In the midst of this sea of nothing a voice spoke to me. It was a voice that I didn't hear with my bodily ears-it was vibrating, everywhere and commanding. A decision had been made.

The voice said: "You will live!"

Woman Talking About "The Void"

Life after Death

Eventually I awoke from my induced medicated coma in the MICU. The pain was awful but I was guided and cared for during that time by, I believe, physical and heavenly forces.

Wiithout being told, I already knew that my milk had dried up and that my children were being protected and cared for. I was also held and soothed by the arms of angels, both living and unseen. These angels surrounded and held me during painful episodes of that first week in the MICU and beyond.

The day I was finally wheeled out of the MICU the staff looked surprised. Here I was, Lady Lazarus, back from the dead. Many couldn't believe that I had made it. Earlier when I was on the brink of death the MICU nurse had told another staff member, not realizing my father overheard her conversation, that I would not live through the hour. Everyone was shocked that I had survived.

When I was settled into my new hospital room I had a panoramic view of the city. I will never forget how the sun glinted off the buildings and the rush I felt, despite the pain, of being alive. It was like having given birth, but better.

I did wonder about my NDE, however. What was this place of darkness? Where were the tunnel and the light and all the rest of it that I had read in books by Moody and company? The idea of eternal darkness sent a chill down my spine. Later, as I did research into NDE, I found out that others had experienced the place I had been. Some called it "the void" and it was the stop before going down the tunnel. The void is a way station and a point between this life and the next. I was not dead but I was not living-somewhere in-between.

I no longer fear death. I no longer wonder if there is an afterlife. Many atheists and scientists believe what I experienced is just a trick of the brain, but I disagree. What my NDE gave me was confidence that there is life after death and that we are loved infinitely and eternally.
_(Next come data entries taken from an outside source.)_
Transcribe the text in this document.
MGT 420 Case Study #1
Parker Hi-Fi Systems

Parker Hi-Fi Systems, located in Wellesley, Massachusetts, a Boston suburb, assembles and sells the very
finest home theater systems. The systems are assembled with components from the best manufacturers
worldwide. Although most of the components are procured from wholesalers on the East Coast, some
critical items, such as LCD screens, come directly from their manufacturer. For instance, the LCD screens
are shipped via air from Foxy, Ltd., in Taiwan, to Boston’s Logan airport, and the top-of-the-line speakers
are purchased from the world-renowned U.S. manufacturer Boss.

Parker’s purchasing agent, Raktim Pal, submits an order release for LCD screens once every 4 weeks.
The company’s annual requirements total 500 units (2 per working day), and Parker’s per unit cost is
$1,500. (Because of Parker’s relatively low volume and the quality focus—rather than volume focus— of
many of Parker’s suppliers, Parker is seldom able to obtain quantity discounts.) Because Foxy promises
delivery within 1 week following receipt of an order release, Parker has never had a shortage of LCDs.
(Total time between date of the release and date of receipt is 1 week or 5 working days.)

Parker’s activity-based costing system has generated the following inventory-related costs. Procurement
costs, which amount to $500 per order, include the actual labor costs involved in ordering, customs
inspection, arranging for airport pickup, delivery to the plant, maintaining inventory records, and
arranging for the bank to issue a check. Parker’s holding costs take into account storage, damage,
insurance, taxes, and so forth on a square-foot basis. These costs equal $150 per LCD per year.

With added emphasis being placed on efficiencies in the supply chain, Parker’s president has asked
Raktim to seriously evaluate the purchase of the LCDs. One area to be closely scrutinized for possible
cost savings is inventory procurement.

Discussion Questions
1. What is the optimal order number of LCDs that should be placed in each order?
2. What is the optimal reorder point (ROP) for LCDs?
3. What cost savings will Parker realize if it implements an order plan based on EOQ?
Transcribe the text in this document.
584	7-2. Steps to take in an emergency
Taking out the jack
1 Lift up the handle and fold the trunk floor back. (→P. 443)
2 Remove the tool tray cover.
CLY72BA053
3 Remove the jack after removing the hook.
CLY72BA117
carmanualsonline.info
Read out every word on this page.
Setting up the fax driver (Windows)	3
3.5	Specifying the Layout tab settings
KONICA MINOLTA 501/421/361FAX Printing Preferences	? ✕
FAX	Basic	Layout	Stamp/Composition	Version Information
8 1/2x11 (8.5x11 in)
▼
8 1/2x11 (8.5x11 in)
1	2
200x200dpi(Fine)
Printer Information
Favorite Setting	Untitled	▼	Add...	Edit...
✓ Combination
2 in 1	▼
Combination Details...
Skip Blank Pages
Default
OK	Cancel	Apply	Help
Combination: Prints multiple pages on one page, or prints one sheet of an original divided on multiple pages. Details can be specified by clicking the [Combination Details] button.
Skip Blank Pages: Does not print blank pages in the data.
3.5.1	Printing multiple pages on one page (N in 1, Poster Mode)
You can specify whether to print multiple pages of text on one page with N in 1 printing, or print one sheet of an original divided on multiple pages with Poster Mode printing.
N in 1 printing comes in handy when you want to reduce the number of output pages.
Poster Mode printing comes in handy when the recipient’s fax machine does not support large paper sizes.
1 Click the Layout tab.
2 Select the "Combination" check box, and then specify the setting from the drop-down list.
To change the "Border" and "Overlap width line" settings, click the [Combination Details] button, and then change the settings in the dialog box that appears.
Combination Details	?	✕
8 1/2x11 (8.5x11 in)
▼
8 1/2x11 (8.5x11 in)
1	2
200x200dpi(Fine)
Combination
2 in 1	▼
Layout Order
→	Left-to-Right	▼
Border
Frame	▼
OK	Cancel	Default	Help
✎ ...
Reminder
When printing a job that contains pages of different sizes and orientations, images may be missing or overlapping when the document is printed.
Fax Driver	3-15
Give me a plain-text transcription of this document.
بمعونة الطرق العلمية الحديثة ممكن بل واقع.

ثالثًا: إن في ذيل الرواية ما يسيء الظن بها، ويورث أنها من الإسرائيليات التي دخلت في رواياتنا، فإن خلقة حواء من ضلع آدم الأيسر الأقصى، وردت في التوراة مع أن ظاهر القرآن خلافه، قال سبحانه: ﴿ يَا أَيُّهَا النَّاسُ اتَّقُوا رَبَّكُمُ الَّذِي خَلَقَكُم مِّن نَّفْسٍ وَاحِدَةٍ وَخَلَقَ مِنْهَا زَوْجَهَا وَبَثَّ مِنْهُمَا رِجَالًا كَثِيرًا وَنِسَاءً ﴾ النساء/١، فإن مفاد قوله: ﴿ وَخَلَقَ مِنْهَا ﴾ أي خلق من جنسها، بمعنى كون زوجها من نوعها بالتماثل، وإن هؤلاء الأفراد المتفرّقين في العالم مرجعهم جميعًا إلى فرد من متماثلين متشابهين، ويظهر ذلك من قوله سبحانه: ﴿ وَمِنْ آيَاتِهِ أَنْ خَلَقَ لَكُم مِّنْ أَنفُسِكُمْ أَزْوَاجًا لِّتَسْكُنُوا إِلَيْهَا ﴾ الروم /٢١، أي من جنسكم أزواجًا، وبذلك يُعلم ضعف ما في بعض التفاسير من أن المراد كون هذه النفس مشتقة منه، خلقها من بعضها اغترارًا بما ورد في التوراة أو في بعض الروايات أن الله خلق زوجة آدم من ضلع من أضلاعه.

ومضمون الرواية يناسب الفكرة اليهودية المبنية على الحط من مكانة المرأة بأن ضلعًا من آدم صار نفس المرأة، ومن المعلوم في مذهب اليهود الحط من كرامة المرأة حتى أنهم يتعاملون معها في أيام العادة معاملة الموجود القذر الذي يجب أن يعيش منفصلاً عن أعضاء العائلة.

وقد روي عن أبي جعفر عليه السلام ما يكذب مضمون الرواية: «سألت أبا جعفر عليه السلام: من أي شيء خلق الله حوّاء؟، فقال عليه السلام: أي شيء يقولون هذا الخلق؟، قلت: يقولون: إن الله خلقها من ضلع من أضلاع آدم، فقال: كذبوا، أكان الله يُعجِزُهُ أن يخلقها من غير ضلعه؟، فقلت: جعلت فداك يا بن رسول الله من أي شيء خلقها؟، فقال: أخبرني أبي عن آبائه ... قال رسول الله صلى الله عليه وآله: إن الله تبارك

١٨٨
I have renewed respect, zest and joy for life. Though the ride has been bumpy, I have changed my life for the better since my NDE. I have taken a pro-active role in acquiring my health again. I treasure my children and my role as a wife and mother and am so grateful that I have been able to have three more children since that time (twins are in the mix!). Almost losing my life has taught me how to live with more power and passion.

Months after I left the hospital I would cry a lot, over little things mostly. The movie that made me cry the most was the French romance Amelie. For those of you who haven't seen it, Amelie is a movie that celebrates the small things in life; skipping rocks over water, crème Brule, the way the wind moves through an empty cafe. The little things are important because by recognizing and enjoying them we live in the present. We joy. My NDE taught me that love and life are the greatest gifts and instead of "getting through it" we should allow ourselves to be still and enjoy where we are at. I am no longer "goal oriented" because that focus means that something better is just around the bend. Nice idea, but what if "around the bend" never comes? What if, to quote Jack Nicholson, this is as good as it gets?

It is my belief that we should honor and treasure the opportunities for connection within our families and communities. We shouldn't wait, we shouldn't hesitate. We should love-before our lamp flickers and vanishes into the night.